Several other states have passed similar legislation. Wisconsin state law prohibits people under 16 from using tanning salons.
Keiser said he understands girls like to tan before prom and other dances. However, there are other options, such as spray-tanning.
"Given that there are safer alternatives that work reasonably well, we are supporting our local dermatologists on this issue," Keiser said of himself and the bill's co-sponsor, Sen. Ralph Kilzer, R-Bismarck.
The idea received mixed reviews from Fargo South teenagers.
Callahan, a 15-year-old sophomore preparing for the school's Snowball dance, thinks the bill is "sort of stupid." She uses a tanning salon three or four times a year.

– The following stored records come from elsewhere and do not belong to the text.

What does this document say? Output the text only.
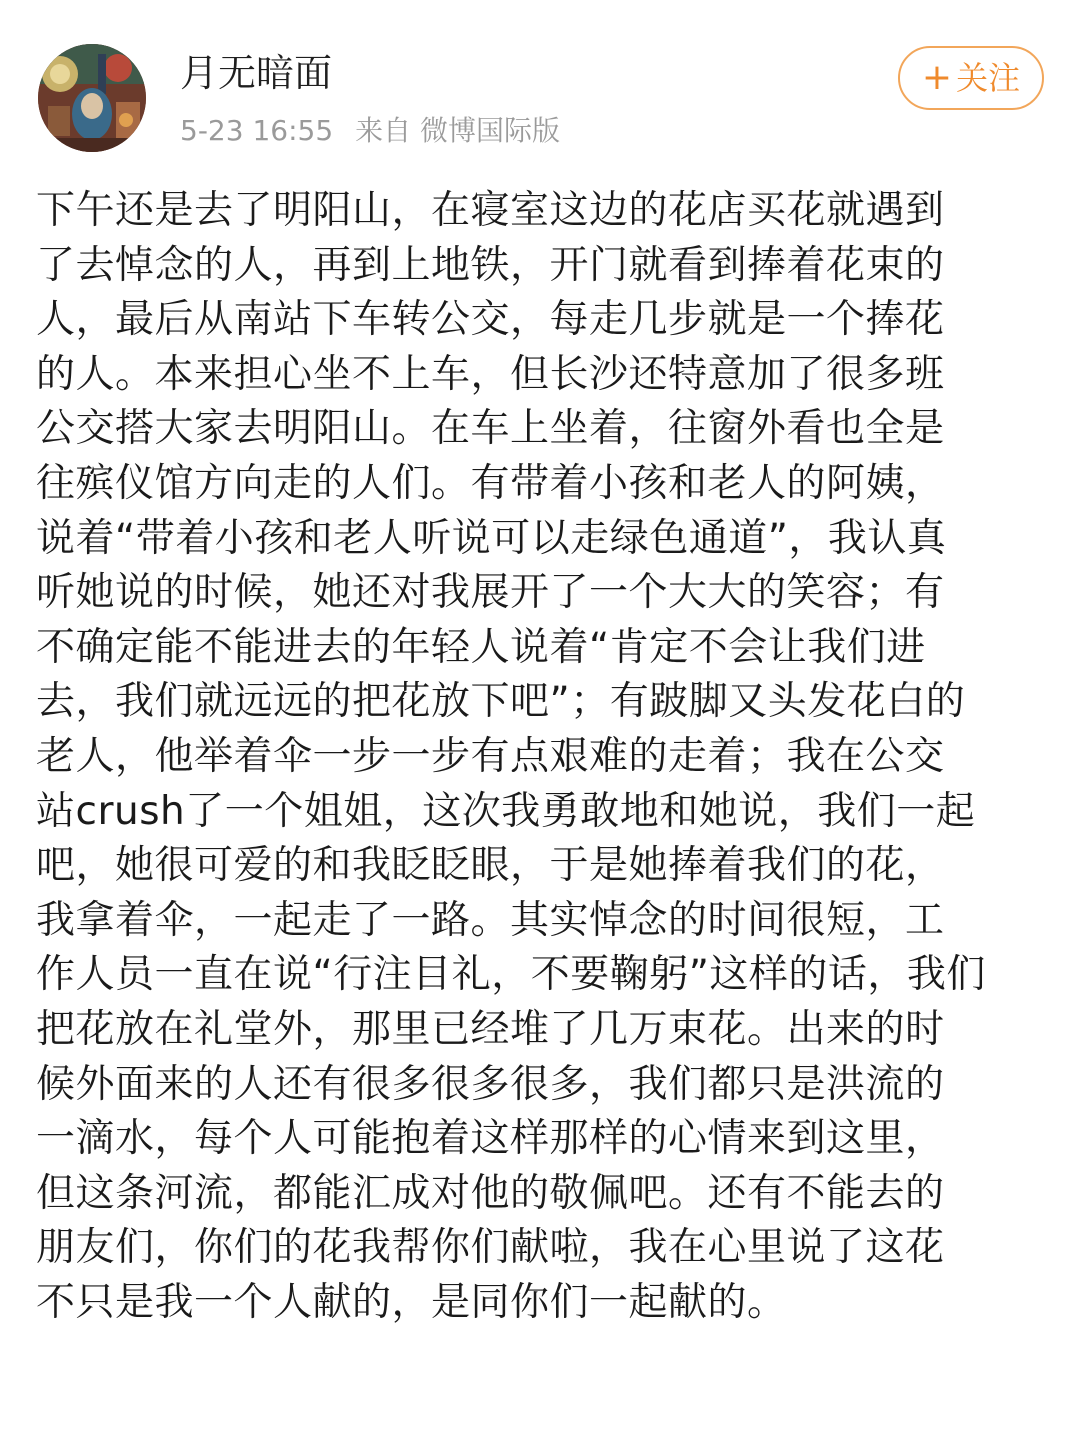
月无暗面
5-23 16:55 来自 微博国际版
+ 关注
下午还是去了明阳山，在寝室这边的花店买花就遇到
了去悼念的人，再到上地铁，开门就看到捧着花束的
人，最后从南站下车转公交，每走几步就是一个捧花
的人。本来担心坐不上车，但长沙还特意加了很多班
公交搭大家去明阳山。在车上坐着，往窗外看也全是
往殡仪馆方向走的人们。有带着小孩和老人的阿姨，
说着“带着小孩和老人听说可以走绿色通道”，我认真
听她说的时候，她还对我展开了一个大大的笑容；有
不确定能不能进去的年轻人说着“肯定不会让我们进
去，我们就远远的把花放下吧”；有跛脚又头发花白的
老人，他举着伞一步一步有点艰难的走着；我在公交
站crush了一个姐姐，这次我勇敢地和她说，我们一起
吧，她很可爱的和我眨眨眼，于是她捧着我们的花，
我拿着伞，一起走了一路。其实悼念的时间很短，工
作人员一直在说“行注目礼，不要鞠躬”这样的话，我们
把花放在礼堂外，那里已经堆了几万束花。出来的时
候外面来的人还有很多很多很多，我们都只是洪流的
一滴水，每个人可能抱着这样那样的心情来到这里，
但这条河流，都能汇成对他的敬佩吧。还有不能去的
朋友们，你们的花我帮你们献啦，我在心里说了这花
不只是我一个人献的，是同你们一起献的。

"The person who's tanning - I think it's mainly their concern," Callahan said. "It's their fault if something happens to them."
In her case, Callahan said her mother had to go to the tanning salon to give her permission to tan, due to her age.
Some girls at school have tanning beds in their houses, she said.
Fargo South sophomore Lindsey Kringlie - who turned 16 last week - said it's more common for juniors and seniors to tan than underclassmen.
She doesn't use tanning salons herself, but said she thinks it should be a person's choice.
"They're not really hurting other people," Kringlie said.
Fargo South junior Bryan Klepperich, 16, said he takes more of a middle-of-the-road approach.
The bill to limit people who can tan "makes sense" because some people overdo it, he said. He said he used a tanning salon when he was 15 to prevent a burn before he went on a cruise.
West Fargo Native Sun manager Alicia Odens said the business has brochures about teenage tanning.
The business rarely sees people younger than 16 unless they're cases similar to Klepperich's - teens going on vacation.
In that case, customers 15 and younger must have a guardian come in and sign a release form, she said.
It's wise for anyone who is going to suddenly be exposed to strong sun to develop a base tan ahead of time, Odens said.
"A tanning bed is actually smarter than tanning outside because it's a controlled environment," she said.
Odens said she thinks the decision of teen tanning should be up to parents.
Attempts to reach Fargo and Bismarck dermatologists for comment on the bill were unsuccessful Friday afternoon.
The bill's first hearing is scheduled for 8 a.m. Wednesday.